Mikel Nieve no lo miraba. Era imposible girarse entre las rampas tan salvajes y a la vez tan agónicas, quizá demasiado en la tercera semana de Vuelta. Subía por Los Machucos pendiente de que no le patinaran las ruedas porque había llovido todo el día sobre Cantabria. Sabía que el jefe no iba bien, que le dolían las piernas, que no era el gran Chris Froome, hasta ahora incuestionable. Solo escuchaba por el receptor que llevaba en la oreja, la voz entrecortada del líder del Sky, quien le pedía que regulara y sobre todo, por favor, que no subiera a tirones. Y el gregario navarro del jersey rojo le daba protección.

Froome explicaba lo que le había pasado cuando la calma ya se apoderaba de la cima cántabra, donde el austriaco Stefan Denilf había privado a Alberto Contador de la gloria de ganar la etapa, en otro día en el que el madrileño demostró que es incombustible, inconformista.

«Ha sido el cansancio de la contrarreloj. De hecho he perdido ante Nibali lo ganado en la crono. La Vuelta es una carrera que me cuesta ganar mucho más que el Tour. La evidencia es clara. Tengo cuatro Tours y ninguna Vuelta», confesó Froome.

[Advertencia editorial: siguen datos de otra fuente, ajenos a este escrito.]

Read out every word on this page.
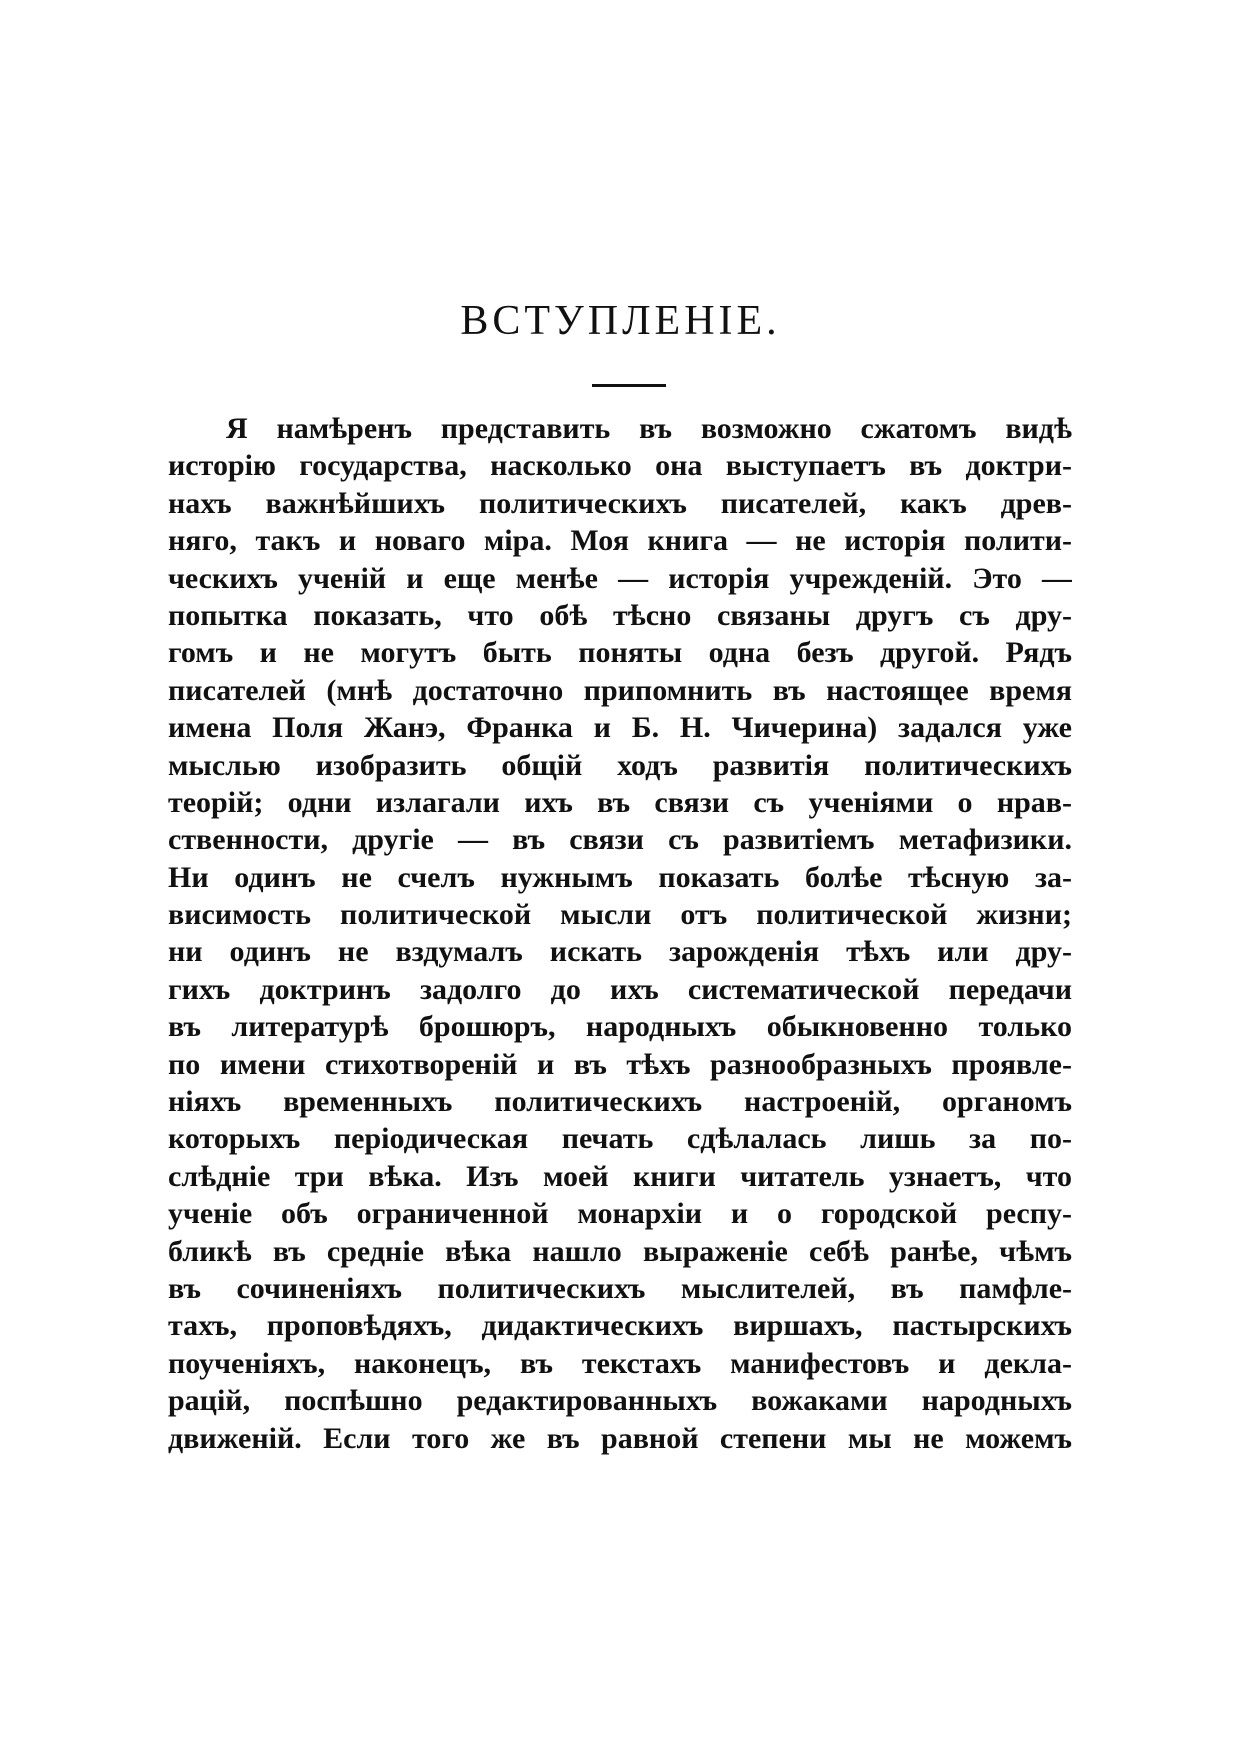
ВСТУПЛЕНІЕ.
Я намѣренъ представить въ возможно сжатомъ видѣ
исторію государства, насколько она выступаетъ въ доктри-
нахъ важнѣйшихъ политическихъ писателей, какъ древ-
няго, такъ и новаго міра. Моя книга — не исторія полити-
ческихъ ученій и еще менѣе — исторія учрежденій. Это —
попытка показать, что обѣ тѣсно связаны другъ съ дру-
гомъ и не могутъ быть поняты одна безъ другой. Рядъ
писателей (мнѣ достаточно припомнить въ настоящее время
имена Поля Жанэ, Франка и Б. Н. Чичерина) задался уже
мыслью изобразить общій ходъ развитія политическихъ
теорій; одни излагали ихъ въ связи съ ученіями о нрав-
ственности, другіе — въ связи съ развитіемъ метафизики.
Ни одинъ не счелъ нужнымъ показать болѣе тѣсную за-
висимость политической мысли отъ политической жизни;
ни одинъ не вздумалъ искать зарожденія тѣхъ или дру-
гихъ доктринъ задолго до ихъ систематической передачи
въ литературѣ брошюръ, народныхъ обыкновенно только
по имени стихотвореній и въ тѣхъ разнообразныхъ проявле-
ніяхъ временныхъ политическихъ настроеній, органомъ
которыхъ періодическая печать сдѣлалась лишь за по-
слѣдніе три вѣка. Изъ моей книги читатель узнаетъ, что
ученіе объ ограниченной монархіи и о городской респу-
бликѣ въ средніе вѣка нашло выраженіе себѣ ранѣе, чѣмъ
въ сочиненіяхъ политическихъ мыслителей, въ памфле-
тахъ, проповѣдяхъ, дидактическихъ виршахъ, пастырскихъ
поученіяхъ, наконецъ, въ текстахъ манифестовъ и декла-
рацій, поспѣшно редактированныхъ вожаками народныхъ
движеній. Если того же въ равной степени мы не можемъ
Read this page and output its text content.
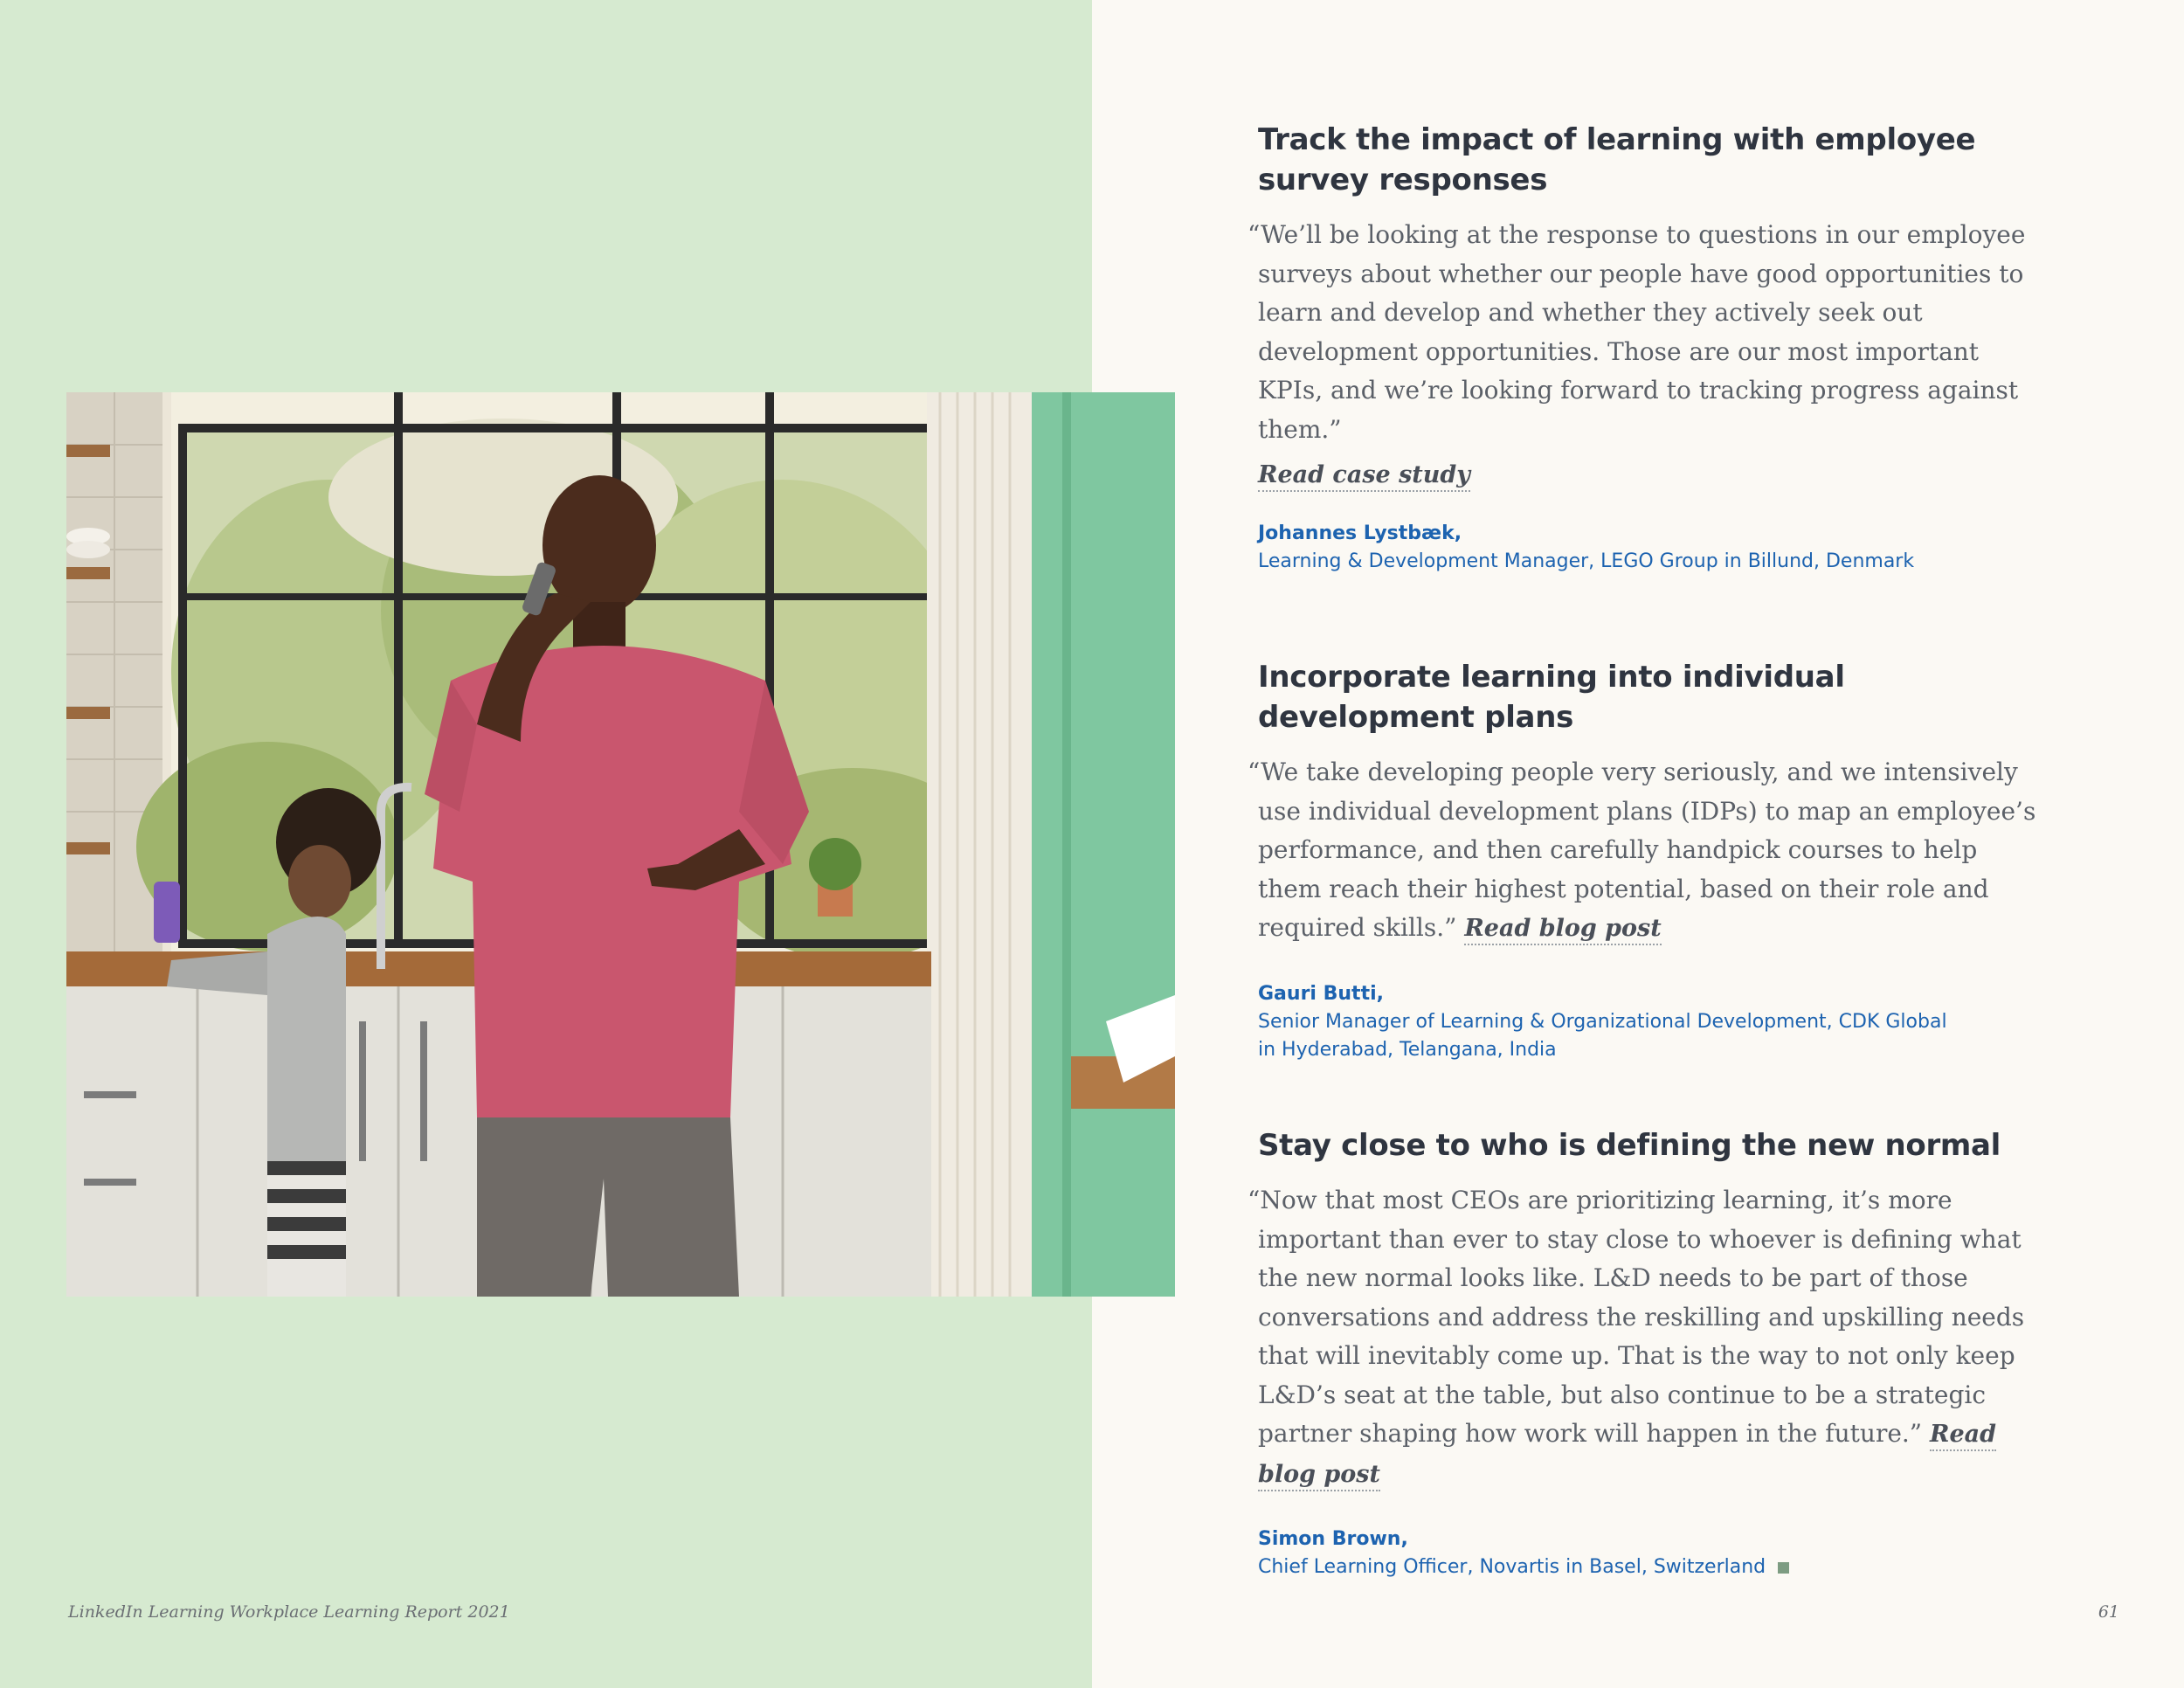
Track the impact of learning with employee
survey responses

“We’ll be looking at the response to questions in our employee surveys about whether our people have good opportunities to learn and develop and whether they actively seek out development opportunities. Those are our most important KPIs, and we’re looking forward to tracking progress against them.”

Read case study
Johannes Lystbæk,
Learning & Development Manager, LEGO Group in Billund, Denmark
Incorporate learning into individual development plans

“We take developing people very seriously, and we intensively use individual development plans (IDPs) to map an employee’s performance, and then carefully handpick courses to help them reach their highest potential, based on their role and required skills.” Read blog post

Gauri Butti,
Senior Manager of Learning & Organizational Development, CDK Global
in Hyderabad, Telangana, India
Stay close to who is defining the new normal

“Now that most CEOs are prioritizing learning, it’s more important than ever to stay close to whoever is defining what the new normal looks like. L&D needs to be part of those conversations and address the reskilling and upskilling needs that will inevitably come up. That is the way to not only keep L&D’s seat at the table, but also continue to be a strategic partner shaping how work will happen in the future.” Read blog post

Simon Brown,
Chief Learning Officer, Novartis in Basel, Switzerland
LinkedIn Learning Workplace Learning Report 2021	61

¡Era humano! Pero lejos de sucumbir, salvó como hacen los grandes campeones un día para olvidar, en el que no se puso nervioso y en el que evitó naufragar porque siempre estuvo rodeado de los suyos; el último, el más fiel y fuerte, fue Nieve.

Vincenzo Nibali, el que tampoco se da por vencido, conocedor que Froome no enlazaba trató de castigar al jersey rojo para arañar 41 segundos de oro en la cima. La Vuelta sigue amarrada por el británico, pero deberá esforzarse, sobreponerse, confiar en los suyos, porque un susto el sábado en el Angliru sería un desastre para él.

Contador, el que volvió a provocar un delirio de pasión del público, se quedó sin el premio de la etapa pero vio que el podio de Madrid no es una locura. Es una gesta, pero peleará por la posición mientras le quede el mínimo aliento en sus últimos días como ciclista profesional.